Северная дорога – II. Of that sort: предыстория об английской магии - страница 4



Тот же, достигнув подросткового возраста, стал буквально одержим местным фольклором и сказочными мирами. Он прочитал все, что мог, про волшебника Мерлина, про друидов и жрецов древности, однако так и не нашел ответа на вопрос, как ему, Алану Сорсби, самому стать волшебником. Конечно же, ему рассказывали про гадалок на рыночной площади, про чернокнижников, пойманных на кладбищах, про повитух и про знахарей. Однако все они были простые люди. Люди низкого происхождения. Алан не мог иметь с такими людьми знакомств, он даже не знал, где их искать.

О том, чтобы благородный джентльмен стал практикующим колдуном (только представить себе такое!), не могло быть и речи. Таких, как он, будто никогда и нигде не встречалось в мире. Словно он был «ненастоящим», словно его как бы и не существовало вовсе.

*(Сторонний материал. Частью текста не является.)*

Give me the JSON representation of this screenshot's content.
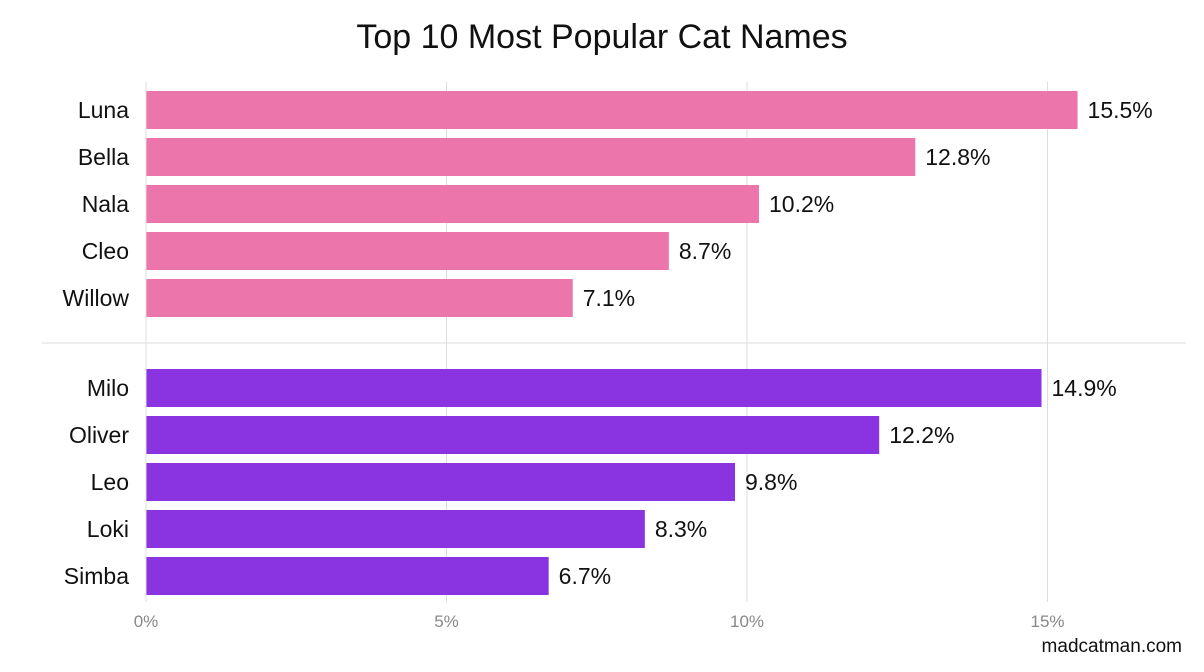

Но ведь он-то существовал.

                                            * * *

Стоит ли говорить, насколько это увлечение всем загадочным да потусторонним вкупе с абсолютным неумением Алана держать язык за зубами и не брякать вслух все, что думаешь, огорчало его родителей? О, они действительно опробовали многое: и воспитательные нравоучения, и физические наказания, и отправку в свою комнату без ужина, и даже экономию на дровах. С этого момента Алан и заполучил на всю оставшуюся жизнь привычку сооружать себе лежбище у самой нагретой и теплой стены в помещении, однако сговорчивее так и не стал. Последней каплей был отказ преподобного Сандерса продолжать обучать юношу: тот изводил викария вопросами о том, как церковники присвоили себе языческие святыни и ассимилировали к великим торжествам народный календарь. Потому преподобный Джордж Сандерс в конце концов не выдержал, застращал Реджинальда Сорсби тем, что его сын обещан самому дьяволу, и гневно хлопнул дверью. Увлечения молодого Алана постепенно стали мутить воду безупречной репутации семьи.

Решив, что пора поставить вопрос ребром, Реджинальд вызвал сына к себе.

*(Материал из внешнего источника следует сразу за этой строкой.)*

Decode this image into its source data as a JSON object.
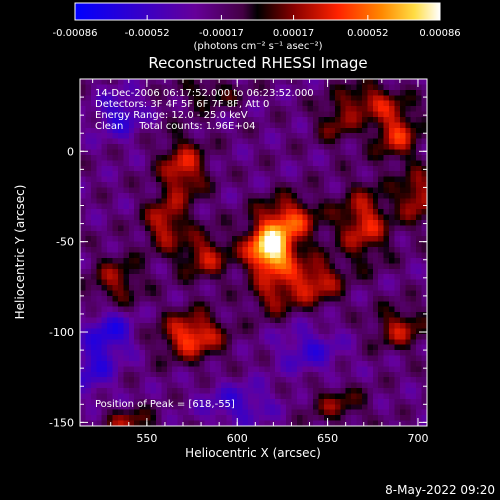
{
  "chart_data": {
    "type": "heatmap",
    "title": "Reconstructed RHESSI Image",
    "xlabel": "Heliocentric X (arcsec)",
    "ylabel": "Heliocentric Y (arcsec)",
    "xlim": [
      513,
      705
    ],
    "ylim": [
      -152,
      40
    ],
    "x_ticks": [
      550,
      600,
      650,
      700
    ],
    "y_ticks": [
      0,
      -50,
      -100,
      -150
    ],
    "colorbar": {
      "label": "(photons cm⁻² s⁻¹ asec⁻²)",
      "range": [
        -0.00086,
        0.00086
      ],
      "ticks": [
        "-0.00086",
        "-0.00052",
        "-0.00017",
        "0.00017",
        "0.00052",
        "0.00086"
      ]
    },
    "annotations": {
      "time": "14-Dec-2006 06:17:52.000 to 06:23:52.000",
      "detectors": "Detectors: 3F 4F 5F 6F 7F 8F, Att 0",
      "energy": "Energy Range: 12.0 - 25.0 keV",
      "clean": "Clean     Total counts: 1.96E+04",
      "peak": "Position of Peak = [618,-55]"
    },
    "sources": [
      {
        "x": 618,
        "y": -55,
        "sx": 9,
        "sy": 9,
        "amp": 1.0
      },
      {
        "x": 628,
        "y": -38,
        "sx": 12,
        "sy": 9,
        "amp": 0.55
      },
      {
        "x": 570,
        "y": -10,
        "sx": 9,
        "sy": 12,
        "amp": 0.5
      },
      {
        "x": 560,
        "y": -40,
        "sx": 8,
        "sy": 10,
        "amp": 0.45
      },
      {
        "x": 582,
        "y": -58,
        "sx": 10,
        "sy": 9,
        "amp": 0.42
      },
      {
        "x": 575,
        "y": -102,
        "sx": 12,
        "sy": 9,
        "amp": 0.6
      },
      {
        "x": 533,
        "y": -72,
        "sx": 10,
        "sy": 10,
        "amp": 0.35
      },
      {
        "x": 642,
        "y": -72,
        "sx": 11,
        "sy": 9,
        "amp": 0.5
      },
      {
        "x": 620,
        "y": -80,
        "sx": 9,
        "sy": 8,
        "amp": 0.35
      },
      {
        "x": 670,
        "y": -40,
        "sx": 10,
        "sy": 14,
        "amp": 0.5
      },
      {
        "x": 688,
        "y": 10,
        "sx": 9,
        "sy": 10,
        "amp": 0.5
      },
      {
        "x": 700,
        "y": -25,
        "sx": 8,
        "sy": 10,
        "amp": 0.45
      },
      {
        "x": 673,
        "y": 28,
        "sx": 12,
        "sy": 7,
        "amp": 0.4
      },
      {
        "x": 655,
        "y": 15,
        "sx": 8,
        "sy": 8,
        "amp": 0.3
      },
      {
        "x": 690,
        "y": -98,
        "sx": 10,
        "sy": 8,
        "amp": 0.4
      },
      {
        "x": 655,
        "y": -140,
        "sx": 11,
        "sy": 7,
        "amp": 0.3
      },
      {
        "x": 540,
        "y": -150,
        "sx": 10,
        "sy": 5,
        "amp": 0.35
      },
      {
        "x": 585,
        "y": 32,
        "sx": 12,
        "sy": 6,
        "amp": 0.25
      },
      {
        "x": 535,
        "y": 20,
        "sx": 9,
        "sy": 9,
        "amp": -0.35
      },
      {
        "x": 530,
        "y": -100,
        "sx": 9,
        "sy": 9,
        "amp": -0.4
      },
      {
        "x": 520,
        "y": -120,
        "sx": 8,
        "sy": 10,
        "amp": -0.35
      },
      {
        "x": 600,
        "y": -140,
        "sx": 14,
        "sy": 8,
        "amp": -0.3
      },
      {
        "x": 640,
        "y": -110,
        "sx": 12,
        "sy": 9,
        "amp": -0.3
      }
    ]
  },
  "footer": {
    "timestamp": "8-May-2022 09:20"
  }
}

– Почему на тебя все учителя жалуются, Алан? Я ведь не жалел никаких средств, чтобы дать тебе приличное образование.

Алан, худосочный, бледный и неизменно взъерошенный, сел в кресло в кабинете Сорсби-старшего да угрюмо пожал плечами:

– Просто они ничего не понимают. А я понимаю. Отец, я ведь очень люблю Корнуолл.

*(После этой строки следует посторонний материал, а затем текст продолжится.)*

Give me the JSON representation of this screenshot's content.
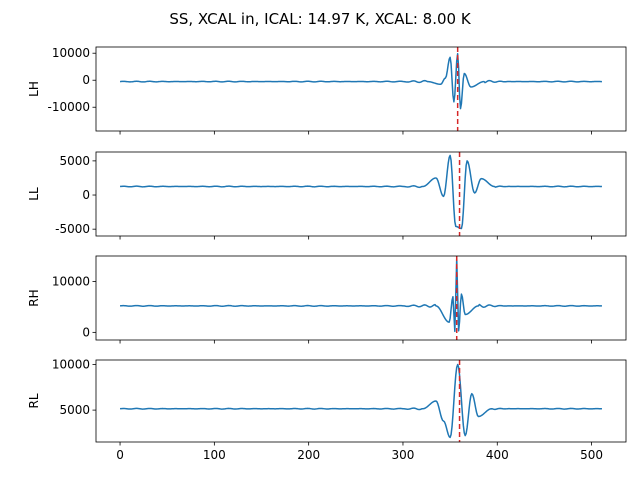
{
  "figure": {
    "title": "SS, XCAL in, ICAL: 14.97 K, XCAL: 8.00 K"
  },
  "chart_data": {
    "type": "line",
    "title": "SS, XCAL in, ICAL: 14.97 K, XCAL: 8.00 K",
    "shared_x": true,
    "x_range": [
      0,
      511
    ],
    "xlim": [
      -25.5,
      536.5
    ],
    "x_ticks": [
      0,
      100,
      200,
      300,
      400,
      500
    ],
    "line_color": "#1f77b4",
    "marker_color": "#d62728",
    "marker_style": "dashed vertical line",
    "panels": [
      {
        "ylabel": "LH",
        "ylim": [
          -18800,
          12300
        ],
        "y_ticks": [
          -10000,
          0,
          10000
        ],
        "baseline": -500,
        "peak_index": 358,
        "marker_x": 358,
        "features": [
          {
            "x": 340,
            "y": -1500
          },
          {
            "x": 345,
            "y": 800
          },
          {
            "x": 350,
            "y": 8500
          },
          {
            "x": 354,
            "y": -8000
          },
          {
            "x": 358,
            "y": 9800
          },
          {
            "x": 361,
            "y": -10500
          },
          {
            "x": 365,
            "y": 2500
          },
          {
            "x": 372,
            "y": -2500
          }
        ]
      },
      {
        "ylabel": "LL",
        "ylim": [
          -6000,
          6300
        ],
        "y_ticks": [
          -5000,
          0,
          5000
        ],
        "baseline": 1250,
        "peak_index": 358,
        "marker_x": 360,
        "features": [
          {
            "x": 335,
            "y": 2500
          },
          {
            "x": 343,
            "y": -200
          },
          {
            "x": 350,
            "y": 5800
          },
          {
            "x": 356,
            "y": -4600
          },
          {
            "x": 362,
            "y": -4900
          },
          {
            "x": 368,
            "y": 5000
          },
          {
            "x": 376,
            "y": 300
          },
          {
            "x": 383,
            "y": 2400
          }
        ]
      },
      {
        "ylabel": "RH",
        "ylim": [
          -1500,
          15000
        ],
        "y_ticks": [
          0,
          10000
        ],
        "baseline": 5200,
        "peak_index": 357,
        "marker_x": 357,
        "features": [
          {
            "x": 349,
            "y": 2000
          },
          {
            "x": 353,
            "y": 7000
          },
          {
            "x": 355,
            "y": 200
          },
          {
            "x": 357,
            "y": 14500
          },
          {
            "x": 359,
            "y": 300
          },
          {
            "x": 362,
            "y": 7500
          },
          {
            "x": 366,
            "y": 3500
          }
        ]
      },
      {
        "ylabel": "RL",
        "ylim": [
          1500,
          10500
        ],
        "y_ticks": [
          5000,
          10000
        ],
        "baseline": 5150,
        "peak_index": 358,
        "marker_x": 360,
        "features": [
          {
            "x": 335,
            "y": 6000
          },
          {
            "x": 343,
            "y": 3800
          },
          {
            "x": 350,
            "y": 2000
          },
          {
            "x": 358,
            "y": 10000
          },
          {
            "x": 366,
            "y": 2200
          },
          {
            "x": 373,
            "y": 6800
          },
          {
            "x": 380,
            "y": 4300
          }
        ]
      }
    ]
  }
}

– И я люблю, сынок. Видит бог, люблю.

Нет, отец тоже ничего не понимал. Алан пригладил свои растрепанные волосы – обычный жест, когда он начинал нервничать. С портрета на стене отцовского кабинета сурово взирал дед Алана Сорсби, умерший еще до его рождения: в парике, треуголке и строгом камзоле – действительно достойный представитель этой семьи, в отличие от своего непутевого внука. Алан поежился, глянув на портрет. Однако медлить больше было нельзя. Сама идея скрывать то, что он любил больше всего на свете, угнетала его, а лгать он не умел в принципе. Поэтому, набрав в легкие побольше воздуха, он начал говорить:

– Наверное, все-таки я люблю немного иначе, чем ты… Другой любовью. Понимаешь, то, чему меня обучали… и то, чего от меня ждут… Мне все это неинтересно. Я хочу изучать что-то совсем тесно связанное с народными традициями. С нашей историей. С верой простого народа в чудес…

– Стой, – перебил его отец. – За всем этим ведь стоит что-то более серьезное? Ты будто чего не договариваешь. Что ты задумал? Чем ты хочешь заниматься?

– Магией! – выпалил Алан, густо покраснев до ушей.